2/ Cette décision a été très suivie politiquement et médiatiquement. Avez-vous l'impression qu'en évitant le choix politiquement incorrect du latin, l'institut a ménagé le choux (le Palais) et la chèvre (les islamistes) ?

La graphie univeselle a été combattue avec virulence par les panarabistes et les islamistes parcequ'ils avaient compris que son adoption pour Tamazight allait propulser notre langue et notre culture à un niveau supèrieur. Mais de l'autre côté le mouvement Amazighe dans sa totalité avait réjété la graphie Aramèenne dite Arabe. Les sept représentants des Ministères l'ont parfaitement compris aussi et ont tous voté pour Tifinagh. Mais il ne faut pas se leurrer, nous continuerons à écrire en graphie universelle pour communiquer avec les autres communautés Amazighes de par le monde et pour diffuser notre culture. Nous restons convaincus que la graphie universelle est ce qu'il y a de meilleur pour notre langue.

3/ Le fait qu'il y ait peu sinon pas de soutien de la part des partis politiques et une attaque constante de la part des islamistes, ne vous fragilise-t-il pas ?

En menant une campagne contre le mouvement Amazighe et en se découvrant subitement une vocation pour Tamazight les islamistes ne font que parasiter la socièté civile comme ils l'ont fait dans d'autres contrées.
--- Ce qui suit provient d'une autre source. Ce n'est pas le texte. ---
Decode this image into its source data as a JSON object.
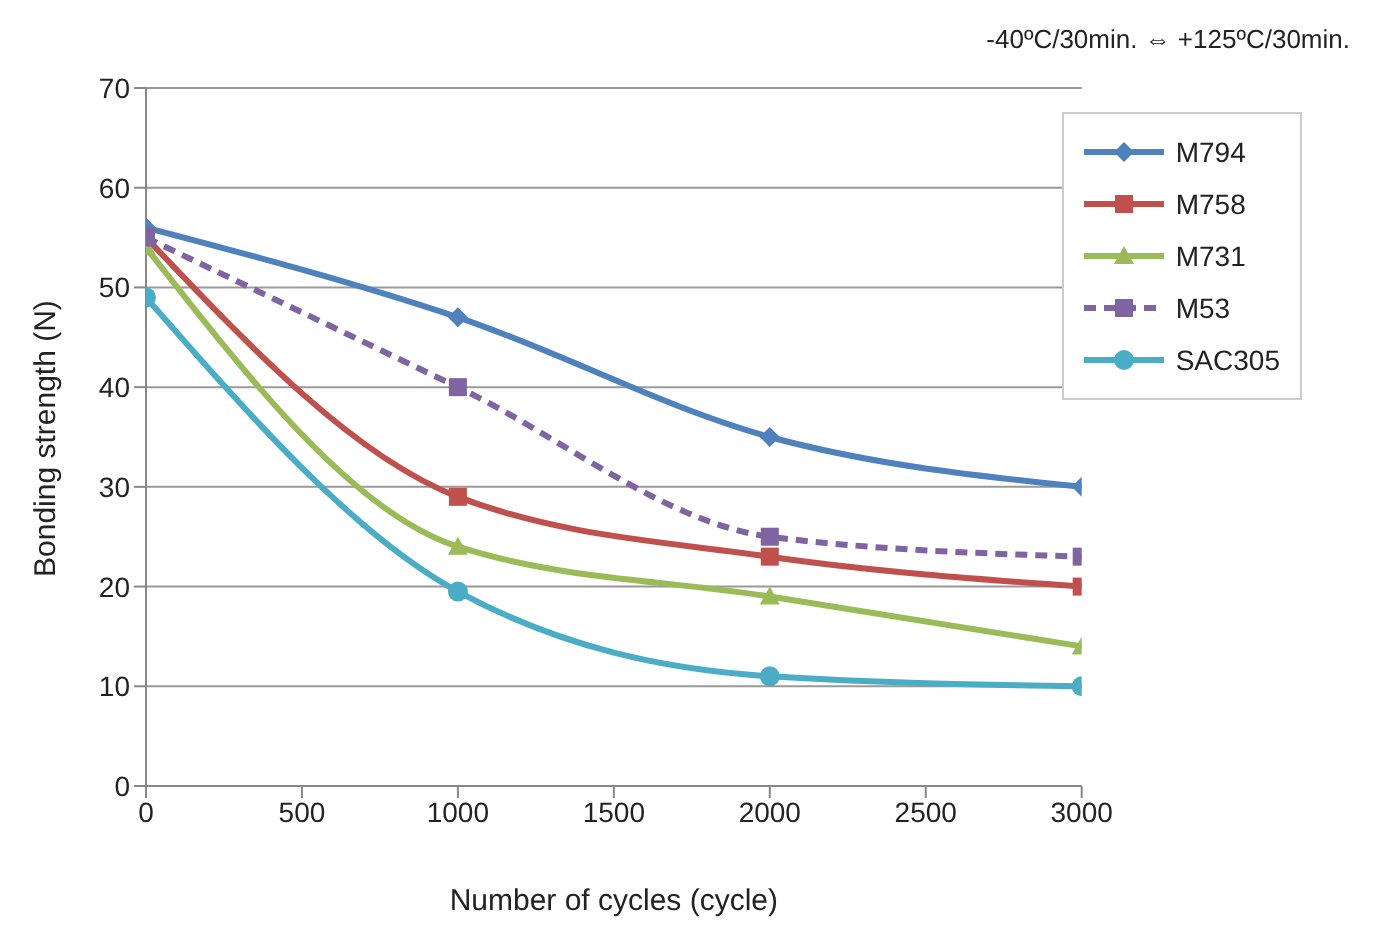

Avec une idéologie fondée sur le totalitarisme, l'intolèrance et le non -respect de l'autre, ils ne peuvent que menacer et agresser (un "barbu" a plongé sur la voiture de notre Recteur pour lui jeter une lettre de menace). Mais cela ne nous a nullement fragilisé, bien au contraire. Cela nous a fait prendre conscience qu' il fallait resserrer nos rangs et mieux étudier nos stratégies pour contribuer à la construction d'une société égalitaire, démocratique, moderne et laïque. Le choix de Tifinagh est le résultat d'une concertation mûre et réfléchie : Au deuxième tour ,les défenseurs du Latin ont cédé 5 voix à Tifinagh pour débloquer la situation et lui faire atteindre atteindre les 2/3 exigés par le Dahir.Quant aux partis politiques panarabistes, qui par leur silence soutiennent les attaques islamistes contre la société civile (Imazighens,artistes,journalistes...),nous savons pertinemment qu'ils partagent le même sentiment que ces derniers face au mouvement Amazigh et que la démocratie en marche leur fait peur.

4/ Le fait d'avoir fait front contre l'adoption de l'arabe ne vous fait-il pas dire que le tifinagh est un moindre mal, un premier pas ?

Le moindre mal ? oui. Tifinagh est une des graphies défendues par une partie de la jeunesse Amazighe et cela aussi ne nous agresse nullement dans notre identité. C'est tout de même la graphie de nos ancêtres, vieille de trois mille ans.

5/ L'adoption d'une graphie n'est qu'une première étape. Pour tout ce qui reste (manuels de pré-scolaire, alphabétisation des femmes rurales …),

le fait d'opter pour le tifinagh (au lieu du latin avec lequel vous travaillez depuis longtemps), ne vous handicape-t-il pas ?

La recherche continuera encore en graphie universelle, nous n'avons pas le choix. Quant à l'alphabet Tifinagh, il doit être standardisé, réamènagé et demande des moyens financiers et techniques pour être prët pour l'enseignement. Tout ce qui a été déjà fait en graphie universelle ( lexiques, grammaires, textes...) doit être retranscrit en Tifinagh. A l'Institut Royal de la Culture Amazighe, nous nous sommes déjà mis au travail et nous comptons collaborer étroitement avec les différents Ministéres ( Education, Communication, Culture...). Il est vrai que la graphie Amazighe est le moindre mal, mais nous n'avions vraiment pas besoin de nouveaux obstacles>, surtout si les ennemis de Tamazights qui n'ont sûrement pas dit leur derniers mot, font tout pour renvoyer l'enseignement de Tamazight aux calendes grecques.